The Rams defense wasn’t necessarily bad. They ranked ninth in defensive DVOA despite inconsistent play from week to week that had them middle of the pack in both yards and points allowed, but some have speculated McVay sought a more multiple, varied type of defense. Phillips’ scheme hadn’t really evolved much at all over the years, in part because it’s never needed to, and apparently McVay wanted to change that.

In comes Staley, who many think was hired to be a defensive version of McVay himself. Staley could certainly have done worse for his first coordinator job; he inherits the NFL’s best defensive player in Aaron Donald and the best cornerback in Jalen Ramsey. But he’s also losing five players who had over 500 snaps from last year’s defense, including the Rams’ two leading tacklers and two of the three top pass rushers. All of that comes while installing a new defensive scheme.

As to what that scheme will look like, it’s not entirely clear. Much like Mike Nolan with the Cowboys, Staley has talked about adapting to an offense in order to take away what they do best. But Staley comes from the Fangio school of defense, which is, in layman’s terms, a hybrid 3-4 scheme.

But it’s much more than that. Fangio’s defense tends to use three down linemen and features two outside linebackers that can both rush the passer and drop into coverage. In San Francisco, Fangio alternated between Aldon Smith and Ahmad Brooks with great success; in Chicago, Fangio had Khalil Mack and Leonard Floyd, although Mack ended up being the pass rusher most of the time for obvious reasons.

But Fangio doesn’t blitz much, so he usually only brings the one edge rusher and the three down linemen. In that respect, his defense operates much like a 4-3 under but in a 3-4 personnel grouping. There’s typically a big 1-technique plugging up the middle, a 5-technique setting the edge in run fits, and a 3-technique providing penetration. Both outside linebackers then come up on the line of scrimmage, obscuring the offense’s understanding of which is an edge rusher and which is dropping back.

While it’s not necessarily a given that Staley will operate his defense exactly this way, he does have some really good pieces to fit into this basic scheme. Michael Brockers can operate as both a 1-technique and 5-technique, while Donald thrives in a 3-technique role. The Rams don’t have a Smith or Mack, but Staley is reunited with Floyd, who was signed in free agency, as well as getting to work with Samson Ebukam, who has 9.5 sacks in his first three years in the NFL.

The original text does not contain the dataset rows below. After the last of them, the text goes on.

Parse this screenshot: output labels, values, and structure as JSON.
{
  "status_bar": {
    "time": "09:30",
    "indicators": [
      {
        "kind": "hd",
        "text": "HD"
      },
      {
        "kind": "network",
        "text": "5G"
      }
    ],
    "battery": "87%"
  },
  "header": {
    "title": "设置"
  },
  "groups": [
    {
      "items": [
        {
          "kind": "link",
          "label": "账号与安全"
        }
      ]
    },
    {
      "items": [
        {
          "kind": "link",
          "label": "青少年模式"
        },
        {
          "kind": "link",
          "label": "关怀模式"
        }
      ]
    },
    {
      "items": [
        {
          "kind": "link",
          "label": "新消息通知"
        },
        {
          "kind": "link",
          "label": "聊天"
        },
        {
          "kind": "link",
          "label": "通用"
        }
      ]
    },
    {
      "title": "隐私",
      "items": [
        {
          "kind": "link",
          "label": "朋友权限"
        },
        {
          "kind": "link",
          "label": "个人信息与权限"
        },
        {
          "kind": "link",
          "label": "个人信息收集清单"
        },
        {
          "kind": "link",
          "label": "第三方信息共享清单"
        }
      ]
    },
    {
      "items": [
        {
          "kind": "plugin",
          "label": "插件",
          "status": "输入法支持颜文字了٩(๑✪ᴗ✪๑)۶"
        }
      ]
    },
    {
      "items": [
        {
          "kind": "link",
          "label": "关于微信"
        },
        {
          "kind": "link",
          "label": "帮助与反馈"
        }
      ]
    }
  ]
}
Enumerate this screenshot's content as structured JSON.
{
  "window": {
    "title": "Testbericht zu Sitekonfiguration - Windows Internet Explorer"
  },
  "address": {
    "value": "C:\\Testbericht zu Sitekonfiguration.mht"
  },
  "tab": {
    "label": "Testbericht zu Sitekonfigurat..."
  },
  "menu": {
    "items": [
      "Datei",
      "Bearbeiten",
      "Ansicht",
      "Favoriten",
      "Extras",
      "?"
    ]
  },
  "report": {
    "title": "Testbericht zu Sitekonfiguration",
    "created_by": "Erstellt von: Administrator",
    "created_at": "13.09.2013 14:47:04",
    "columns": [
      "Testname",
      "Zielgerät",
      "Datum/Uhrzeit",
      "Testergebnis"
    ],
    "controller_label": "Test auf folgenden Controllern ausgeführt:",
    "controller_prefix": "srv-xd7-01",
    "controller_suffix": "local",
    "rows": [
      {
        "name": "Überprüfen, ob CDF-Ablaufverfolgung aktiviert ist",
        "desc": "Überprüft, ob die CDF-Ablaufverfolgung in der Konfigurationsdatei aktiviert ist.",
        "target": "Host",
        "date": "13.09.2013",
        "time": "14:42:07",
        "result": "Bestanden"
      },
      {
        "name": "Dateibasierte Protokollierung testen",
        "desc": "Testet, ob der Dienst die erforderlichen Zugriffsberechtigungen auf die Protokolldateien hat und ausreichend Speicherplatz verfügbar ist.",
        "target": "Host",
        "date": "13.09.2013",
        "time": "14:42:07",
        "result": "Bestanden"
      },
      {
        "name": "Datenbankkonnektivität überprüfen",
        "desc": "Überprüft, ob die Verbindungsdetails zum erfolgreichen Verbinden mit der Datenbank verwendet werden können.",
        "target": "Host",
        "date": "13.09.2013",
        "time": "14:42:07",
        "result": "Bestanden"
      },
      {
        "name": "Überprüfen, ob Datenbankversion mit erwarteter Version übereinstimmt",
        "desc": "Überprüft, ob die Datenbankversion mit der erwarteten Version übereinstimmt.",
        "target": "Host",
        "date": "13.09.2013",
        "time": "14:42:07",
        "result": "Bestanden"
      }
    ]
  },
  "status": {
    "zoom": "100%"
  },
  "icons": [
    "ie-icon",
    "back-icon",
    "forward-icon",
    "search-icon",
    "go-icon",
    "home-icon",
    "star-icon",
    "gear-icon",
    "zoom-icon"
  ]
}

On the coverage side of things, Fangio’s defense made heavy use of two main types of coverages: Cover 1 press man and Cover 2 zone. While Fangio mixes things up plenty on the back end, those are his two preferences. As for Staley, he’ll likely seek to get Ramsey plenty of press man opportunities against the opponent’s best receiver, but he’ll have his work cut out for him in the rest of this secondary.

Troy Hill, the Rams’ backup slot corner the last four years, is becoming the new starting slot man this year; he’s never played on 50% or more of defensive snaps in any year of his career thus far. David Long, a rookie who saw the field sparingly last year, figures to get the start on the opposite side of Ramsey. At safety, the Rams are counting on Taylor Rapp, who had a promising rookie season last year, and John Johnson, who’s returning from a shoulder injury that ended his 2019 season in Week 5.

If Staley really is going to use Fangio’s scheme as at least a foundation for what his own defense will look like, there are definitely some great pieces in place to do so. But this defense also lost so many key contributors from last year that Staley will have to get a few games under his belt before he truly gets a feel for his players and how to best deploy them against NFL offenses.

For Moore and the Cowboys offense, facing them in Week 1 of a season that uncharacteristically lacked a preseason, that’s one of the best things you could ask for.